Der prähistorische Mensch, und ganz besonders der Neanderthaler, liegt mir am Herzen. Rein intuitiv zwar, aber jedesmal, wenn ein neues Forschungsergebnis auftaucht, der ihn »rehabilitert«, breche ich in Jubel aus, à la »ich habs längst gewusst!«. Wenn ich mich recht erinnere, ist inzwischen die Meinung revidiert, dass der Neanderthaler wegen seines anatomisch anderen Kehlkopfes unfähig war, eine komplexe Sprache zu entwickeln. Lange Zeit galt es als als extrem unwahrscheinlich bis unmöglich, dass sich Sapiens und Neanderthaler vermischt hätten – kürzlich wurde anhand genetischer Analysen bewiesen, dass alle Europäer und Asiaten 1–4% »Neanderthalergenetik« in sich tragen (»Ich habs längst gewusst!!« – Ich spüre es bei jedem simplen Waldspaziergang). Wie unser letzter Bruder – an den uns ansonsten nur noch Enkidu, Abel, Sasquatch und Yeti erinnern, und von dem ich garantiert in Zukunft noch viel erzählen will – gedacht und gefühlt hat: das kann ich träumen, intuieren, erraten, erinnern vielleicht sogar, mehr natürlich nicht.

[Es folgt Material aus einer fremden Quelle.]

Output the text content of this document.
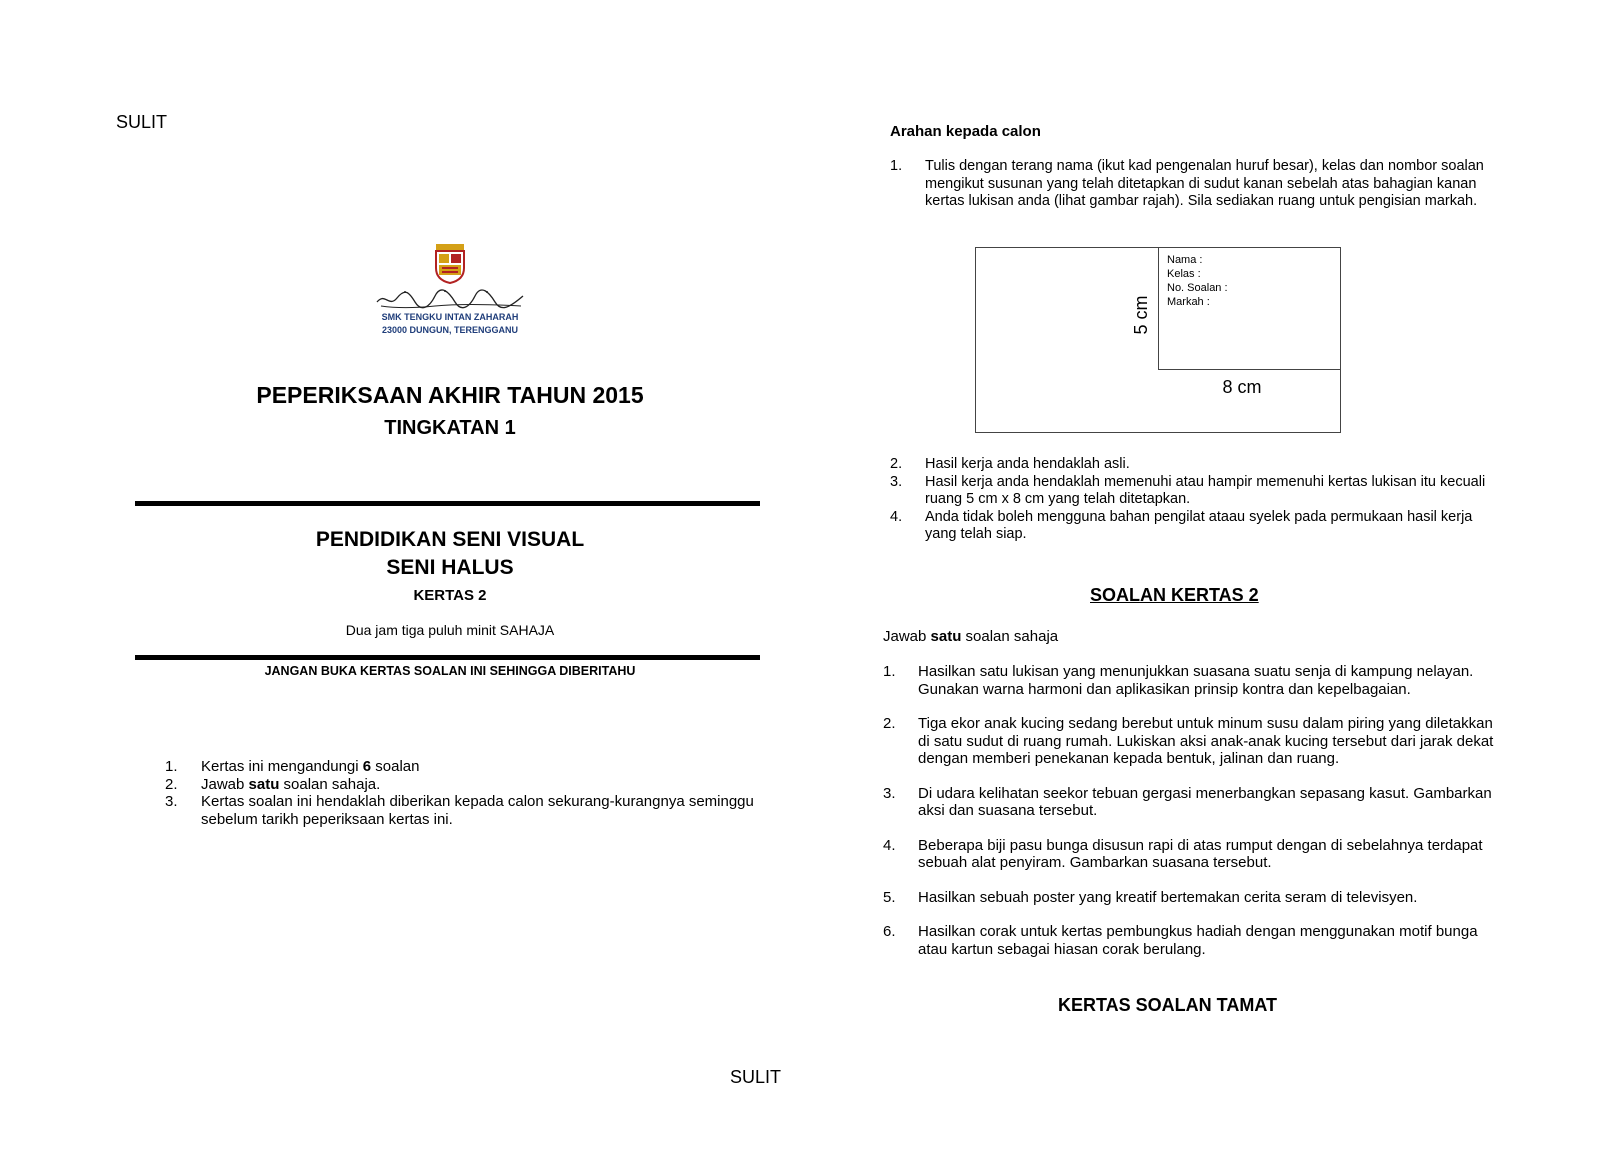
SULIT
SMK TENGKU INTAN ZAHARAH
23000 DUNGUN, TERENGGANU
PEPERIKSAAN AKHIR TAHUN 2015
TINGKATAN 1
PENDIDIKAN SENI VISUAL
SENI HALUS
KERTAS 2
Dua jam tiga puluh minit SAHAJA
JANGAN BUKA KERTAS SOALAN INI SEHINGGA DIBERITAHU
1.	Kertas ini mengandungi 6 soalan
2.	Jawab satu soalan sahaja.
3.	Kertas soalan ini hendaklah diberikan kepada calon sekurang-kurangnya seminggu sebelum tarikh peperiksaan kertas ini.
Arahan kepada calon
1.	Tulis dengan terang nama (ikut kad pengenalan huruf besar), kelas dan nombor soalan mengikut susunan yang telah ditetapkan di sudut kanan sebelah atas bahagian kanan kertas lukisan anda (lihat gambar rajah). Sila sediakan ruang untuk pengisian markah.
Nama :
Kelas :
No. Soalan :
Markah :
5 cm
8 cm
2.	Hasil kerja anda hendaklah asli.
3.	Hasil kerja anda hendaklah memenuhi atau hampir memenuhi kertas lukisan itu kecuali ruang 5 cm x 8 cm yang telah ditetapkan.
4.	Anda tidak boleh mengguna bahan pengilat ataau syelek pada permukaan hasil kerja yang telah siap.
SOALAN KERTAS 2
Jawab satu soalan sahaja
1.	Hasilkan satu lukisan yang menunjukkan suasana suatu senja di kampung nelayan. Gunakan warna harmoni dan aplikasikan prinsip kontra dan kepelbagaian.
2.	Tiga ekor anak kucing sedang berebut untuk minum susu dalam piring yang diletakkan di satu sudut di ruang rumah. Lukiskan aksi anak-anak kucing tersebut dari jarak dekat dengan memberi penekanan kepada bentuk, jalinan dan ruang.
3.	Di udara kelihatan seekor tebuan gergasi menerbangkan sepasang kasut. Gambarkan aksi dan suasana tersebut.
4.	Beberapa biji pasu bunga disusun rapi di atas rumput dengan di sebelahnya terdapat sebuah alat penyiram. Gambarkan suasana tersebut.
5.	Hasilkan sebuah poster yang kreatif bertemakan cerita seram di televisyen.
6.	Hasilkan corak untuk kertas pembungkus hadiah dengan menggunakan motif bunga atau kartun sebagai hiasan corak berulang.
KERTAS SOALAN TAMAT
SULIT
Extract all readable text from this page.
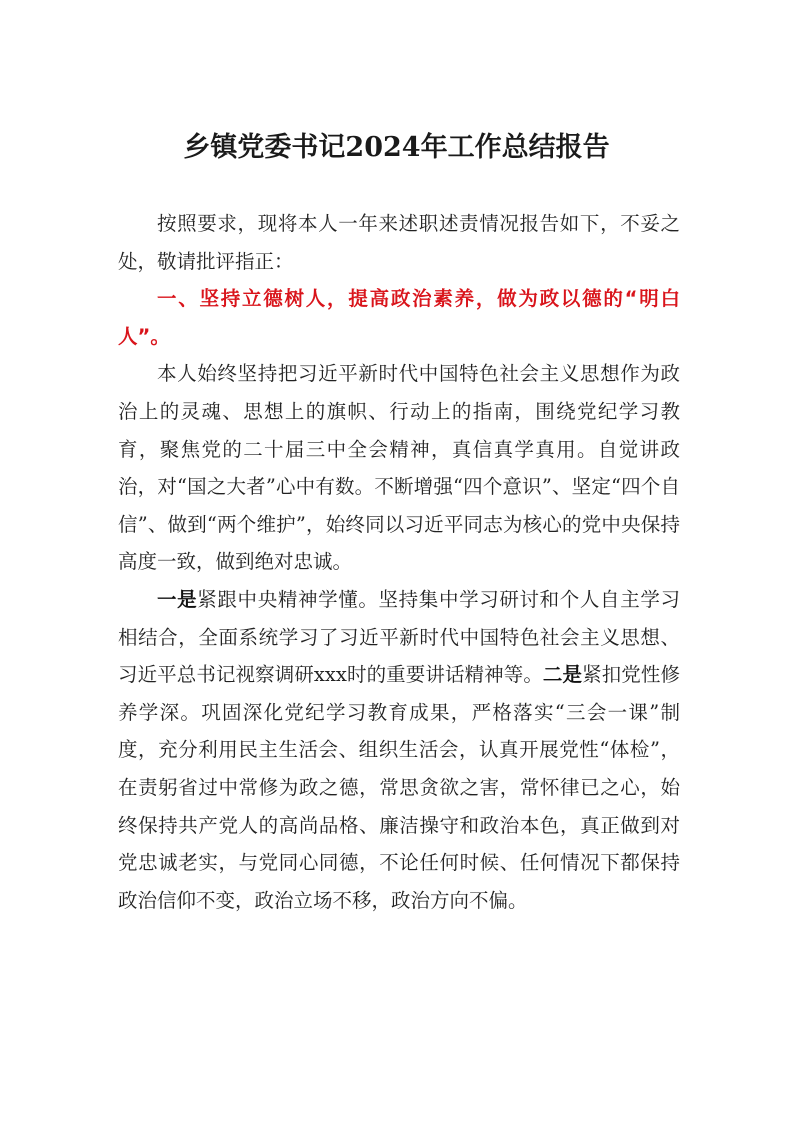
乡镇党委书记2024年工作总结报告

按照要求，现将本人一年来述职述责情况报告如下，不妥之处，敬请批评指正：

一、坚持立德树人，提高政治素养，做为政以德的“明白人”。

本人始终坚持把习近平新时代中国特色社会主义思想作为政治上的灵魂、思想上的旗帜、行动上的指南，围绕党纪学习教育，聚焦党的二十届三中全会精神，真信真学真用。自觉讲政治，对“国之大者”心中有数。不断增强“四个意识”、坚定“四个自信”、做到“两个维护”，始终同以习近平同志为核心的党中央保持高度一致，做到绝对忠诚。

一是紧跟中央精神学懂。坚持集中学习研讨和个人自主学习相结合，全面系统学习了习近平新时代中国特色社会主义思想、习近平总书记视察调研xxx时的重要讲话精神等。二是紧扣党性修养学深。巩固深化党纪学习教育成果，严格落实“三会一课”制度，充分利用民主生活会、组织生活会，认真开展党性“体检”，在责躬省过中常修为政之德，常思贪欲之害，常怀律已之心，始终保持共产党人的高尚品格、廉洁操守和政治本色，真正做到对党忠诚老实，与党同心同德，不论任何时候、任何情况下都保持政治信仰不变，政治立场不移，政治方向不偏。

Mich beschäftigen Fragen wie z.B. die »Verteilung« der »Gehirne«, versuche mir auszumalen, wie ein Mensch denkt, der ein wesentlich entwickelteres Kleinhirn besitzt als wir. Manche (Esoteriker, alternative Wissenschaftler, Edelschundliteraten -> z.B. Jean Auel) vermuten, dass Neanderthaler beispielsweise telepathisch so locker kommunizieren konnten wie wir per Mail. Das Gehirn eines Taxifahrers in einer Megametropole nähert sich mit seinem hypertrophen Hippocampus (auf Kosten anderer Gehirnregionen) dem Neanderthaler, ein absurdes Gedächtnis.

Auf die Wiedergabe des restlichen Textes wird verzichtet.